Aí se consignou que:
“I- Os artigos 3.°, n.º 1, ponto 22, da Directiva 2013/36/UE do Parlamento Europeu e do Conselho, de 26 de Junho de 2013 e 4.º, n.º 1, ponto 26, do Regulamento (UE) n.º 575/2013 do Parlamento Europeu e do Conselho de 26 de Junho de 2013, devem ser interpretados no sentido de que uma empresa cuja actividade consista na aquisição de participações em sociedades que não exerçam actividades no sector financeiro não está abrangida pelo conceito de «instituição financeira», na acepção desta Directiva e deste Regulamento.
II- Uma sociedade gestora de participações sociais domiciliada em Portugal, regulada pelo disposto no Decreto-Lei n.º 495/88, de 30 de Dezembro, que tem como único objecto a gestão de participações sociais de outras sociedades que não exercem actividade no sector financeiro, não beneficia da isenção de pagamento de imposto de selo prevista no artigo 7.º, n.º 1 al. e) do Código de Imposto de Selo, por não se subsumir, subjectivamente, no conceito de instituição financeira constante do artigo 3.º, n.º 1, ponto 22, da Directiva 2013/36/EU e do artigo 4.º, n.º 1, ponto 26, do Regulamento UE n.º 575/2013.”

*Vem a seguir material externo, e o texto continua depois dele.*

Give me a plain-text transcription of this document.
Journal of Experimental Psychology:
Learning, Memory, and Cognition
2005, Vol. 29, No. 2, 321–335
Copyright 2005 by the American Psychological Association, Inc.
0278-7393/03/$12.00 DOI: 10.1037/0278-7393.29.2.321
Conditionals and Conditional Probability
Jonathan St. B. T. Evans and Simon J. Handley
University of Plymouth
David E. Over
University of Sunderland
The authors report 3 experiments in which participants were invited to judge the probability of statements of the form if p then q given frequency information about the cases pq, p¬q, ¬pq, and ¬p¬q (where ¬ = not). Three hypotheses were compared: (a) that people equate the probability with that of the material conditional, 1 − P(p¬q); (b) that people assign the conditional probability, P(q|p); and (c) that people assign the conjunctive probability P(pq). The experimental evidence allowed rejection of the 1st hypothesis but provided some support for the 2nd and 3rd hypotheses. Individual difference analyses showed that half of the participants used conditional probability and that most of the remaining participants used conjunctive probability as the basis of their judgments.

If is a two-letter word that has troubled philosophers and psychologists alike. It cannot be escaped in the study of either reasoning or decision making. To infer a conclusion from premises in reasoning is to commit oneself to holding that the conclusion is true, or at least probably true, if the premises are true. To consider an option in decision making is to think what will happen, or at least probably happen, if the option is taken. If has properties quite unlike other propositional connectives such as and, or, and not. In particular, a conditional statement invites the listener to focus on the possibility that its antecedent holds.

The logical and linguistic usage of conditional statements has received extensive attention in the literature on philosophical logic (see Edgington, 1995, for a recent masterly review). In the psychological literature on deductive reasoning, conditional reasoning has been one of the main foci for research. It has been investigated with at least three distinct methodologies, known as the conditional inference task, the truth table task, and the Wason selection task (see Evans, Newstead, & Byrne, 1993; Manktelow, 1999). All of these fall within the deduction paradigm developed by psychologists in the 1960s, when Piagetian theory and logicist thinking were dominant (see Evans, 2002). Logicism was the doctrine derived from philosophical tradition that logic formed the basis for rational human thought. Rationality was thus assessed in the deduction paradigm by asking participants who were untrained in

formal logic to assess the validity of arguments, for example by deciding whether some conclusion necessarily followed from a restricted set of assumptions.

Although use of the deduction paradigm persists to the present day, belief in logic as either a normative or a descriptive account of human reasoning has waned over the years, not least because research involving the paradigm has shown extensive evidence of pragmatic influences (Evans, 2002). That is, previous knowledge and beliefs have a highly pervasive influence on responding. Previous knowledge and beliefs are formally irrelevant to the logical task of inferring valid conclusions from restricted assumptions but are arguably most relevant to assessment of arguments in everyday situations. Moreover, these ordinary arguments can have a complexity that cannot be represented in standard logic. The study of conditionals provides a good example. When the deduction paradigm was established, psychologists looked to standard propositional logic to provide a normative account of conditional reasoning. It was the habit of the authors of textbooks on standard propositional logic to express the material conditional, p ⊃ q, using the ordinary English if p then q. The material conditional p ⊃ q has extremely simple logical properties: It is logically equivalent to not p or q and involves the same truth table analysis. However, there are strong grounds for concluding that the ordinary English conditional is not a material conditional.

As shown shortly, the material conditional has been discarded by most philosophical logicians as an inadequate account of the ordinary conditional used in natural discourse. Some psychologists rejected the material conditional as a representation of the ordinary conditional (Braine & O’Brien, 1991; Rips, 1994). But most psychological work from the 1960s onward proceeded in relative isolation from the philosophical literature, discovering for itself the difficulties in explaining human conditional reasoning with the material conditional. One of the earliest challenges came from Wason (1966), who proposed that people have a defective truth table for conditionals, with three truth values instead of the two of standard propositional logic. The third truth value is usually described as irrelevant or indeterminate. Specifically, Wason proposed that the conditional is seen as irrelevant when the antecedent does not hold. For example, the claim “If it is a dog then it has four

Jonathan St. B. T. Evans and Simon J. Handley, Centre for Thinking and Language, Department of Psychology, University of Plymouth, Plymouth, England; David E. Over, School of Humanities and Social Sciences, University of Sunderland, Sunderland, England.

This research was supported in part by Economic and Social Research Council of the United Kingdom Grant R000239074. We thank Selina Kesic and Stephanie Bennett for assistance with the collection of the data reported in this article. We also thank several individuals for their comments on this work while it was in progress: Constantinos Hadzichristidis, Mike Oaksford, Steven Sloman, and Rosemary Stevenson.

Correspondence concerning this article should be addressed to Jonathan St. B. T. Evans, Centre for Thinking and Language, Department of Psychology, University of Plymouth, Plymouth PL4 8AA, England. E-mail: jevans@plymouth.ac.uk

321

Assim, a interpretação jurisprudencial vertida no supra referido Acórdão do Pleno de 24 de Janeiro, no processo n.º118/20.3BALSB, conquanto proferida em Pleno do STA em momento posterior à decisão arbitral recorrida, obsta a que se conheça do mérito do recurso porquanto a decisão arbitral recorrida é plenamente conforme com esse entendimento, daí que, ex vi do n.º 3 do artigo 152.º do CPTA (aplicável por remissão do n.º 3 do artigo 25.º do RJAT), não haverá que conhecer do mérito do recurso.
Termos em que não se conhecerá do mérito do recurso.
3. - Decisão
Em face do exposto, os juízes do Pleno da Secção do Contencioso Tributário deste Supremo Tribunal Administrativo acordam em não tomar conhecimento do mérito do recurso.
Custas pelas recorrentes nesta instância de recurso (artº.527º, do C. P. Civil).
Comunique-se ao CAAD.
Lisboa, 23 de maio de 2024. – José Gomes Correia (relator) - Jorge Miguel Barroso de Aragão Seia - Isabel Cristina Mota Marques da Silva - Francisco António Pedrosa de Areal Rothes - Joaquim Manuel Charneca Condesso - Nuno Filipe Morgado Teixeira Bastos - Aníbal Augusto Ruivo Ferraz – Gustavo André Simões Lopes Courinha - Anabela Ferreira Alves e Russo – João Sérgio Feio Antunes Ribeiro.